In Vikings on the Volga, players take turns sailing down rivers, trading goods, bribing officials, and looting cities. Careful planning pays off, but when things go wrong you can always go a-viking. On your turn, you either move your ship (to buy and sell goods at cities), or you move the horde (to burn cities), or you move the prince (to rebuild cities). The goal is to be the richest Viking, with the game ending when someone hits 30 rubles or five cities have been burned.
I played Monsoon Market three times with Daniel at an UnPub event in May 2014 in Durham, North Carolina and am surprised to see how the game has evolved since we played it, although perhaps I shouldn't be as he's the consummate iterator. At the time the game had a fourth action — the forced trade — but in our three games that action was used only once, and I encouraged Daniel to dump it or revise it. The goods mix differs. The orders used to be split between special powers and set bonuses, but you could possibly get stiffed on sets depending on which orders came up, making them seem a mug's game at times. The orders were also worth varying point values, so you were trying to determine how 17 points for this combo of goods compares to 24 points for that combo, and the streamlining to more concrete point units feels like a plus as you're losing fussiness that was more distracting than anything else — not that I've played the final version yet, mind you.
• I noted in late June 2014 that Hyperborea from designers Andrea Chiarvesio and Pierluca Zizzi would debut at Gen Con 2014 in August from Asterion Press and Yemaia. For more details on the gameplay, head to this long preview on Opinionated Gamers from Andrea Ligabue, which includes many comments from Chiarvesio about the game's design and development.
• Days of Wonder notes that its initial print run of Ticket to Ride: 10th Anniversary has already been sold through to retailers, meaning that none remain with publisher or distributor to fulfill reorders. That said, DoW has stated in a press release that "[w]e've already ordered a second print run and expect to have more games available by late August [2014]."
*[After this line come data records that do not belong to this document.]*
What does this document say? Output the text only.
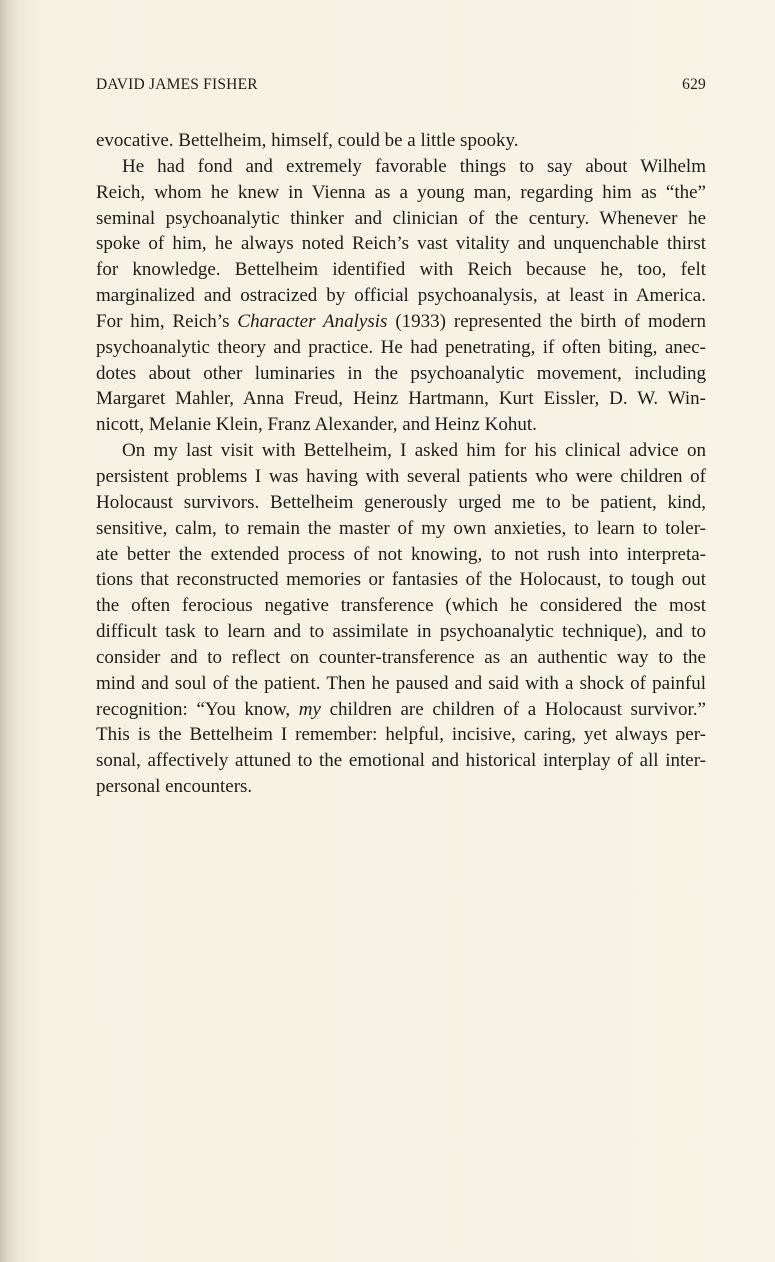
DAVID JAMES FISHER	629
evocative. Bettelheim, himself, could be a little spooky.
He had fond and extremely favorable things to say about Wilhelm
Reich, whom he knew in Vienna as a young man, regarding him as “the”
seminal psychoanalytic thinker and clinician of the century. Whenever he
spoke of him, he always noted Reich’s vast vitality and unquenchable thirst
for knowledge. Bettelheim identified with Reich because he, too, felt
marginalized and ostracized by official psychoanalysis, at least in America.
For him, Reich’s Character Analysis (1933) represented the birth of modern
psychoanalytic theory and practice. He had penetrating, if often biting, anec-
dotes about other luminaries in the psychoanalytic movement, including
Margaret Mahler, Anna Freud, Heinz Hartmann, Kurt Eissler, D. W. Win-
nicott, Melanie Klein, Franz Alexander, and Heinz Kohut.
On my last visit with Bettelheim, I asked him for his clinical advice on
persistent problems I was having with several patients who were children of
Holocaust survivors. Bettelheim generously urged me to be patient, kind,
sensitive, calm, to remain the master of my own anxieties, to learn to toler-
ate better the extended process of not knowing, to not rush into interpreta-
tions that reconstructed memories or fantasies of the Holocaust, to tough out
the often ferocious negative transference (which he considered the most
difficult task to learn and to assimilate in psychoanalytic technique), and to
consider and to reflect on counter-transference as an authentic way to the
mind and soul of the patient. Then he paused and said with a shock of painful
recognition: “You know, my children are children of a Holocaust survivor.”
This is the Bettelheim I remember: helpful, incisive, caring, yet always per-
sonal, affectively attuned to the emotional and historical interplay of all inter-
personal encounters.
• U.S. publisher Tasty Minstrel Games has founded KOI Games to publish Japanese-language versions of its microgames — Coin Age, Burgoo, Templar Intrigue and This Town Ain't Big Enough for the 2-4 Of Us — with Arclight handling distribution of these boxed titles in Japan. As noted in a June 2014 Kickstarter update for This Town, "The microgames were identified as being ideally suited for the Japanese market, and a distributor was interested in creating a fully-boxed retail version for each microgame in Japanese." More enticingly for the future, "This also means that an expanded line of products adapted from Japanese games may be coming to TMG in the coming months."